PMG Top Three: Three ways to age well
Jeremy Swindle, M.D., writes about three of the most important things you can do to maintain your health and well-being after 65.
Oliver Wendell Holmes said, “Men do not quit playing because they grow old; they grow old because they quit playing.”
Whether your preferred forms of fun are golfing, playing bridge, cultivating a garden or discussing literature with your book group, it’s fine to slow down a little as the years add up – the important thing is just to keep active – and interactive. In fact, keeping your body, mind and spirit spry may be the three most important things you can do to maintain your health and well-being as you navigate the retirement years.
Take your body out to play
All through your life, your body is actively remodeling itself according to the demands that you place on it. If the most demanding thing you do is sit in a chair, your body will soon become very good at sitting in a chair – and not much else.
It’s never too late to start rebuilding in the other direction. To optimize your energy, flexibility, mobility, strength, balance, functioning and overall health as you age, challenge your body every day. Start by talking with your doctor about what will be safe and beneficial for you. If you enjoy golfing or playing tennis, keep it up. If you haven’t been active in some time, try walking for just a few minutes a day, increasing your time, speed and distance as you begin to feel stronger and more energetic. If you have arthritis or other physical limitations, swimming and water aerobics are excellent alternatives that are easier on the joints. Adding some stretching and strengthening exercises to the mix will multiply the health benefits and help keep boredom at bay.
In addition to the benefits to your body, numerous studies have shown that physical activity helps reduce the risk of mental decline, and may be the best way to prevent Alzheimer’s disease.
Exercise your brain
Just as your body needs to be exercised and challenged, so does your brain. If you want to stay sharp as you age, watching television will not do the job. Some things that will: reading intellectually stimulating books; learning new languages and skills; studying new subjects that interest you, and trying new recipes and hobbies. If it turns out that retirement is not your thing, hone your professional skills through continuing education classes; utilize your knowledge and experience as a consultant or volunteer; consider starting a home-based business, or take a part-time job in a new field.
Conversation can exercise your brain as well, if you make the effort to spark thought-provoking discussions. Step away from your conversational comfort zone and welcome new ideas and perspectives. Instead of expressing the usual complaints about local or global issues, turn the conversational energy toward brainstorming positive solutions. To take that one step further, share the solutions you come up with by writing letters to the editor or to your legislative representatives.

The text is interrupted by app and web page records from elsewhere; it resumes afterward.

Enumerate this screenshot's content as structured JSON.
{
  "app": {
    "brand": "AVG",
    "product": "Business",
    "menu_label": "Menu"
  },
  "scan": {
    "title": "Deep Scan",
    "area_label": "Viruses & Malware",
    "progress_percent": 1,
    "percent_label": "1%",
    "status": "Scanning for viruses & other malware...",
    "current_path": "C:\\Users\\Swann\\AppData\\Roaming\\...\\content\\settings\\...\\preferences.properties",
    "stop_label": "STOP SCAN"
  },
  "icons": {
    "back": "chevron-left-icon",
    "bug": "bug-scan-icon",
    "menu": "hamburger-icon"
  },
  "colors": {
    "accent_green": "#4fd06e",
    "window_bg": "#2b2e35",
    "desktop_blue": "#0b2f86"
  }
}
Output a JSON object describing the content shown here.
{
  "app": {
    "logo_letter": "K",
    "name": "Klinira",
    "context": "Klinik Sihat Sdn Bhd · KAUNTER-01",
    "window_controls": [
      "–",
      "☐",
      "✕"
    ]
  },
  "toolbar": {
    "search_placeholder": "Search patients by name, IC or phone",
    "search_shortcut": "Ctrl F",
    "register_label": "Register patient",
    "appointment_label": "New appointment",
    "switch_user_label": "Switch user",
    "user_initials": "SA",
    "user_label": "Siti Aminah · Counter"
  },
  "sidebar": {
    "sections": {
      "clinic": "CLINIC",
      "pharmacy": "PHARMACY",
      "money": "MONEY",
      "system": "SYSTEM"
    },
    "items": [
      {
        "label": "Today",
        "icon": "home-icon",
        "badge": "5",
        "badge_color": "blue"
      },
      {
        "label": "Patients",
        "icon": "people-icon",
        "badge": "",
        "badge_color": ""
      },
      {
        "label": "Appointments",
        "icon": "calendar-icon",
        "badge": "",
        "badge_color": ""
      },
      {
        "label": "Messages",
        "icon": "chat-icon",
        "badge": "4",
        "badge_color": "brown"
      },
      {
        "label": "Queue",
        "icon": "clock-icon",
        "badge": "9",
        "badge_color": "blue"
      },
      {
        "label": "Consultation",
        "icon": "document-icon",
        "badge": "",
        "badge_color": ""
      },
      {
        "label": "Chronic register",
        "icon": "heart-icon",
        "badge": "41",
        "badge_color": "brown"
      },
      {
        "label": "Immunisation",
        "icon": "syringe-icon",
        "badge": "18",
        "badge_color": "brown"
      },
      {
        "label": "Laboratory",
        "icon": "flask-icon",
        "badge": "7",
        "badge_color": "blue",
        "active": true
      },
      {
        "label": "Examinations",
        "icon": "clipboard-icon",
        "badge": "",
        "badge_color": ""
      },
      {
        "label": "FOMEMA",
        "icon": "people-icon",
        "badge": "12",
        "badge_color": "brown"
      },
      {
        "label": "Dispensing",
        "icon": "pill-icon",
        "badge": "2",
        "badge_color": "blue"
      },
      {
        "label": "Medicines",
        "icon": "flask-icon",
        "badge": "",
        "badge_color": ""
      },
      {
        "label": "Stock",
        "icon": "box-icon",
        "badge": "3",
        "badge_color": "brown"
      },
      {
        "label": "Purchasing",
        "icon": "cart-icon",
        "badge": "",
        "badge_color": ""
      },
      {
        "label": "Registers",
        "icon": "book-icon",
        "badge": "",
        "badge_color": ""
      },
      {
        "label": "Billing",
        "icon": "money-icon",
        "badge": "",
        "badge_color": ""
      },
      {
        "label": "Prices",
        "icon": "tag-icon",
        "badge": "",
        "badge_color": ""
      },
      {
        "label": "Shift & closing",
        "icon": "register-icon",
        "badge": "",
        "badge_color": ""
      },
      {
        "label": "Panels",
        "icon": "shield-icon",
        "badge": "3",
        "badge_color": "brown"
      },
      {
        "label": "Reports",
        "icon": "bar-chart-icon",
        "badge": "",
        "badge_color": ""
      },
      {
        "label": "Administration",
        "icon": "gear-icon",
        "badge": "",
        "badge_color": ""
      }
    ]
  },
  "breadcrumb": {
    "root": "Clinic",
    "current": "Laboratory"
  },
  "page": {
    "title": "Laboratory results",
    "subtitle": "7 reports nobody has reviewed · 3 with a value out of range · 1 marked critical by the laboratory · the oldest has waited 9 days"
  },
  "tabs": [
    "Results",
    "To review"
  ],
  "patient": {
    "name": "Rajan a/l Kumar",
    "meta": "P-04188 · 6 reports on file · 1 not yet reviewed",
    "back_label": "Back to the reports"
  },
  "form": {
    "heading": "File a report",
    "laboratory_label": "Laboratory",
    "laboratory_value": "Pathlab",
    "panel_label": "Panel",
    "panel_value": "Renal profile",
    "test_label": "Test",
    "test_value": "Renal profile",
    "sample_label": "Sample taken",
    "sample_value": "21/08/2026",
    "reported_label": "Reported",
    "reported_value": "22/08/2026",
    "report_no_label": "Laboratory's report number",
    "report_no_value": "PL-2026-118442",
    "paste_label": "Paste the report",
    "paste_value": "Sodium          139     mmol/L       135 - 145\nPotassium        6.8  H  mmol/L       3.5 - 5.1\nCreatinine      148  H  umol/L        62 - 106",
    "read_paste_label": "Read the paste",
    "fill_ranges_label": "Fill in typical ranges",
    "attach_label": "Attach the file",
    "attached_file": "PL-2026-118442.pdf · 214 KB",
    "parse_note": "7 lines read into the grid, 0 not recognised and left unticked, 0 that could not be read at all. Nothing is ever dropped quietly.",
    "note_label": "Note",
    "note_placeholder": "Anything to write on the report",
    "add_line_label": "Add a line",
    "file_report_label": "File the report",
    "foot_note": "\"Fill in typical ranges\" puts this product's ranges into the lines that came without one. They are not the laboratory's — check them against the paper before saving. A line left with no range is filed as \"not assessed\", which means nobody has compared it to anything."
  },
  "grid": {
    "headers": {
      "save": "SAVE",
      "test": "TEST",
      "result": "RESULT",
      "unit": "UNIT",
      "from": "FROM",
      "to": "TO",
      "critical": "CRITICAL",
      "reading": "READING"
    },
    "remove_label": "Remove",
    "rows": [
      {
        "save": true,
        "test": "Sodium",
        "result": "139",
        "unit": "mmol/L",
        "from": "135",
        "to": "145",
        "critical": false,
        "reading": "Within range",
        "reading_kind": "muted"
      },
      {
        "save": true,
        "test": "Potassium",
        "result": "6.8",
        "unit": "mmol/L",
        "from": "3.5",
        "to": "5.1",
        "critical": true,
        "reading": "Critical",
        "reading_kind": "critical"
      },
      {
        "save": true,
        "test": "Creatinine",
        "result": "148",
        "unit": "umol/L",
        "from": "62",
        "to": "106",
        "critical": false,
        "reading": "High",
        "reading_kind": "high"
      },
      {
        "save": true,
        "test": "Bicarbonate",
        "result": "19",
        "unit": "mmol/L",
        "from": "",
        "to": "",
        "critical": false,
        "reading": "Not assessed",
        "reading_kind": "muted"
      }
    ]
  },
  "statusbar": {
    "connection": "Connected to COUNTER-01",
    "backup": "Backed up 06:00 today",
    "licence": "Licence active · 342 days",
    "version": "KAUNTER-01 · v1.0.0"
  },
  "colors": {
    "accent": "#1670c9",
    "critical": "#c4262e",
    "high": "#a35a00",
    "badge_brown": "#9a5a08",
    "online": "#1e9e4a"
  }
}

Brainteasers, word puzzles and card games are a fun and easy way to start giving your brain a workout. As with physical exercise, make sure that you engage in a variety of activities and try new things to maintain your mental agility.
Go play with your friends
Enlisting friends and family members to join you for a walk, a card game or some other form of physical or intellectual exercise makes these activities more fun – and more healthful, too. Studies show that maintaining social connections is crucial to healthy aging. Older adults who spend more time with people they enjoy and care about tend to suffer less from depression, dementia and illness, and are generally much more content with their lives.
Stay in good spirits by making regular dates with friends and family members, as well as fostering new friendships and connections. Senior centers, churches and many other organizations offer opportunities to socialize with others. They also can direct you toward volunteer activities in your community. Volunteering is a great way to meet people while doing something that makes a difference – and that makes you feel good in the process.
Find more information in our Senior Health Learning Center
With age, some changes are inevitable. Sleeping and eating patterns change, we lose loved ones, and our own bodies no longer work as well as they used to. If you are dealing with physical changes, depression, or a chronic health condition, learn everything you can about it so you can manage your health and maintain the best possible quality of life. Providence’s Senior health Senior Health Learning Center provides links to dozens of articles focused on age-related changes, health conditions, medical tests and medications, as well as more information on healthy aging in general. Bookmark it as a resource that you can refer to as changes arise.
Meanwhile, go out and play! Exercise, mental stimulation and social interaction can have profoundly positive effects on your physical and mental well-being. In addition, they will strengthen your ability to cope with life’s changes so you can stay focused on the silver lining of your golden years.
Dr. Swindle is a family physician with a special interest in geriatrics. He practices at Providence Medical Group-Newberg.